Through progressive policies and procedural reforms, India has catapulted the defence industry to serve not only Indian but also global requirements

Defence cooperation and partnership between India and Bangladesh have made significant gains in the last few years, Raj Kumar, Secretary, Defence Production, the Ministry of Defence said on Thursday.

Addressing a virtual session ‘India and Bangladesh-Make for the World,’ organized by FICCI, jointly with the High Commission of India, Bangladesh and Ministry of Defence, Raj Kumar added that the close proximity of Indian shipyards to Bangladesh is an additional advantage for both the nations.

“This may result in a long-term strategic partnership in production, development and maintenance. It will be a win-win situation for both the nations to achieve their common objectives. The strategic partnership between India-Bangladesh can become a pillar of regional strength and economic cooperation,” he noted.

The Defence Production Secretary said that India has a robust ship building industry with an ecosystem of world class public and private ship building companies.

“The ships constructed by Indian shipyards are of global standards and are extremely cost effective. Our shipyards are also willing to partner with Bangladeshi shipyards for construction of platforms as per Bangladesh requirements through JVs, co-development and collaboration for both commercial and defence requirements,” he added.
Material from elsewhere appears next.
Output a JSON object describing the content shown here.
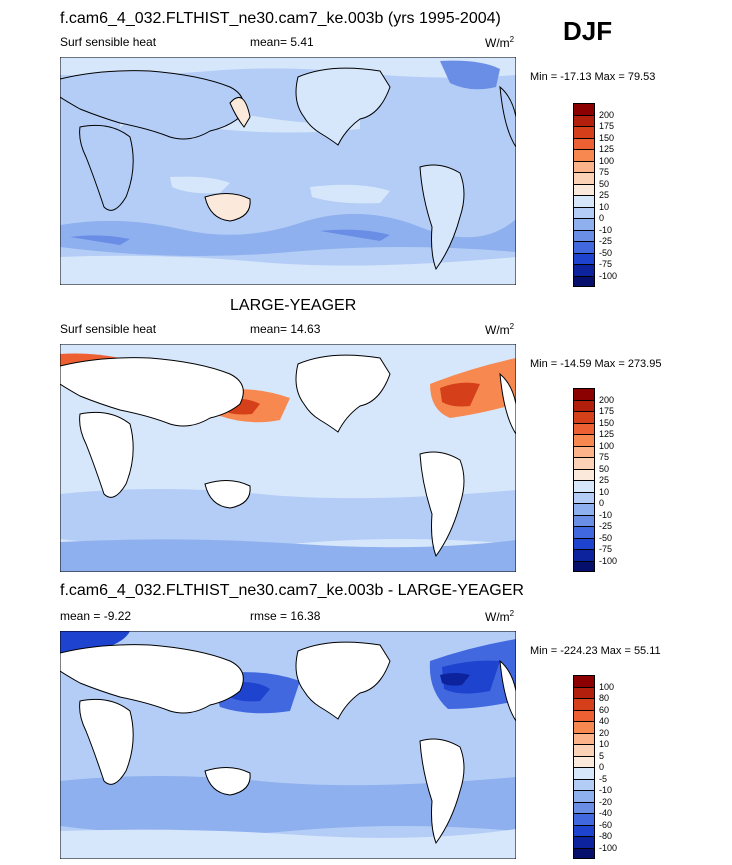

Highlighting opportunities in the defence sector, the Defence Ministry official stated that Bangladesh armed forces are looking for suppliers for their ambitious military modernization drive called Forces Goal 2030. Indian defence industry has been galvanized through progressive policies and procedural reforms, which has catapulted the industry to serve not only the Indian but global requirements as well, he added.

“India has a vast defence industrial base of 41 Indian ordnance factories, 9 defence PSUs, along with a vibrant private sector and over 12,000 MSMEs. Indian defence industries can offer various proven hi-tech platforms, systems, sub-systems in air, land, sea, and space applications. India can offer MRO facilities to Bangladesh and with its proven expertise in software, India can offer technological solutions in the digital field as well,” the Defence official maintained.

India, he said, has also extended a defence line of credit of US$ 500 million to Bangladesh that is already operational. We are keen to work with Bangladesh for platforms like Akash, radars, mortars, artillery guns, ammunitions etc., emphasized the official.

Participating in the event, Khalid Mahmud Chowdhury, Minister of Shipping, Govt of Bangladesh said that Bangladesh is the third largest economy in South Asia with a rich history in ship building. “Today, ship building is a growing industry in Bangladesh and has great potential. Since independence, Bangladesh has created a large fleet of 20,000 inland and coastal commercial vessels,” he said.

On the other hand , Vikram K Doraiswami, High Commissioner of India, Dhaka said that there is a natural synergy between India and Bangladesh in working together to develop and leverage each other's capacities as a matter of jointly harnessing capabilities for each other.

“There is an ocean of untapped potential in the maritime domain from resources to science, from shipbuilding to infrastructure. The centrality of the Indo-Pacific idea and security along with growth for all the regions underpins the notion of ensuring that the maritime domain remains free, open & accessible to all for trade and commerce,” he added.

Sanjay Jaju, Additional Secretary (DP), Ministry of Defence, Govt of India said that the Indian defence sector has a lot of potential and further invited Bangladeshi companies to invest in this sector. “We have opened up two defence industrial corridors in UP and Tamil Nadu and both corridors will leverage existing ordnance factories and private manufactures in the region. We invite investments from Bangladesh in these corridors and explore opportunities where we can co-produce and co-develop equipment for mutual use.”

He further said that the government is also giving impetus to Atmanirbharta, which does not mean going into protectionism. “The idea is to create self-reliance, not just in defence production but also creating linkages with global supply chains,” he added.

He stated that the government has decided to put embargo on 101 items, which will be manufactured domestically, and some of these items are going to be important for the industry and the governments on both sides.